Nevertheless, I decided to call one of our Jerusalem friends. “A baker named Schulmann?” she said to me. “I’ve never heard of such a person, and I’ve lived in this city for over 50 years. But maybe someone else has. I’ll ask around.”

She asked around. No one she knew had heard of Schulmann the baker, either. I contacted another friend. The results were the same. The man whose cakes were known to every Jerusalemite was an urban legend.

When and how did this legend get started? I found an interview with Abir Kara in which he spoke of his movement’s beginnings. He had been talking, he said, with his friend Itzik Benin, who was complaining of the bureaucracy involved in opening a restaurant. “They even insisted he put in an elevator,” Kara told the interviewer. “So I said to myself, ‘Wait a minute! The problem isn’t just me. It isn’t just the two of us. It’s systemic. We have to do something to solve it.’ And so we started a WhatsApp group called ‘Smashing the Dishes’ [shovrim et ha-kelim, an idiom meaning “burning the bridges”]. Four hours later, we had 257 people.
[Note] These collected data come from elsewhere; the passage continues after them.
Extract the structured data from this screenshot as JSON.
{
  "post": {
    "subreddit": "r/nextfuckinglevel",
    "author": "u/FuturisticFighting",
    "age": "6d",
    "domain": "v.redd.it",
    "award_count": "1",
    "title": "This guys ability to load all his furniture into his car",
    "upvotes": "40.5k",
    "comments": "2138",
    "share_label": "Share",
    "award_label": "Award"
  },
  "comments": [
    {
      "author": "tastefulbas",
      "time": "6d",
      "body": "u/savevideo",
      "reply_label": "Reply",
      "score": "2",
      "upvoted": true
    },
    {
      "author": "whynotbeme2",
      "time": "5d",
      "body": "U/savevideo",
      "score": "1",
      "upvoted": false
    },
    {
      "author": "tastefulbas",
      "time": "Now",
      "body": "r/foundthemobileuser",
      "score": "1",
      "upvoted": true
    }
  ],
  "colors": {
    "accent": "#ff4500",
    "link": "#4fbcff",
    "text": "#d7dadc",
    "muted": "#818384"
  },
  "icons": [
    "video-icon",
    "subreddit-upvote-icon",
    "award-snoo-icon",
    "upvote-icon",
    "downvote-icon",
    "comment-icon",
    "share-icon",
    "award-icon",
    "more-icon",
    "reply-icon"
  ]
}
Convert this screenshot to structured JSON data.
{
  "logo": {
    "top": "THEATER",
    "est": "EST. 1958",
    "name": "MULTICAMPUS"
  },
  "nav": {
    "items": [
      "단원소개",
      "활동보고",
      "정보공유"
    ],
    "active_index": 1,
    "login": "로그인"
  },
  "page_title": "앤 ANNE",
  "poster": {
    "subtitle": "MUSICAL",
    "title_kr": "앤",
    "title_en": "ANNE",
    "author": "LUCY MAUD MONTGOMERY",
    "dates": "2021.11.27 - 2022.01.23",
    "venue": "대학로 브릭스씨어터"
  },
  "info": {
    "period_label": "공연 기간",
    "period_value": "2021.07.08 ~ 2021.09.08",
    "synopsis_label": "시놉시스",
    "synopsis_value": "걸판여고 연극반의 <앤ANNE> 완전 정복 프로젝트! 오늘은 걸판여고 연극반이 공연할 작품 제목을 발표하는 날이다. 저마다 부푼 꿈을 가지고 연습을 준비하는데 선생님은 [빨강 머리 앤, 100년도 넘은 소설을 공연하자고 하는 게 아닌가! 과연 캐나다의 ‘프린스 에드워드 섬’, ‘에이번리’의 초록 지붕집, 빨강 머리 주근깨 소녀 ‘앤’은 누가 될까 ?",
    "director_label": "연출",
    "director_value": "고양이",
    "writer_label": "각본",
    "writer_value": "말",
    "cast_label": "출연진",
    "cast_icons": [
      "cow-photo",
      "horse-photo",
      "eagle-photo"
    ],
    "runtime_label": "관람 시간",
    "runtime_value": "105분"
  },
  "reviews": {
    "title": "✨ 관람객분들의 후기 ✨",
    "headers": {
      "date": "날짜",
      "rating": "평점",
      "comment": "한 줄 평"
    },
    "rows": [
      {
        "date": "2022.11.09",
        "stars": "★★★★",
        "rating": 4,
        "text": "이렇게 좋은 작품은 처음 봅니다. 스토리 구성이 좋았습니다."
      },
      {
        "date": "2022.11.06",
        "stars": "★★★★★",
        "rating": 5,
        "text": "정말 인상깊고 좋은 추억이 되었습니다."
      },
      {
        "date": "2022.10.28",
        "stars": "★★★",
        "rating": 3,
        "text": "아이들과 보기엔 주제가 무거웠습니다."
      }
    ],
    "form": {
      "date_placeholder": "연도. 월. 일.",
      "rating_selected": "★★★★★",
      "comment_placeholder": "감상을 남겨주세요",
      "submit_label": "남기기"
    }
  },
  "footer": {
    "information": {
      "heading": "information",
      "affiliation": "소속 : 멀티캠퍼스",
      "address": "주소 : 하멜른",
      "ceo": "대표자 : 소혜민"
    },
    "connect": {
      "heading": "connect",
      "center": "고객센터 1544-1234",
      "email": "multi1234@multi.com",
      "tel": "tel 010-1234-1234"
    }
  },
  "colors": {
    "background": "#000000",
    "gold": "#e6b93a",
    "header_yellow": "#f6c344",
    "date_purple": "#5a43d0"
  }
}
In three weeks, we had 5,000.”

But “Smashing the Dishes,” Kara went on, turned out to be a bad choice. “We may have felt like smashing the whole country, but I wanted to change the system, and you don’t do that by smashing everything in sight.” It was then, he said, that he came across the story of Schulmann the baker, who baked cakes for one and all and had nothing for himself. “I read it and said: That’s me! I’m Schulmann. That’s when I decided that that would be our name.”

Just where Abir Kara came across the story of Schulmann the baker, he didn’t say. Was he told it by someone? Did he make it up himself, with his friend’s elevator cast in the role of the baker’s oven? Was the original Schulmann of “I am Schulmann” the Schulmann of “Schulmann will pay,” and did Kara then realize that a different Schulmann was needed because you don’t name movements after hoodlums?

We’ll probably never know. One generally doesn’t with urban legends. Once they take on a life of their own, who gave birth to them no longer matters.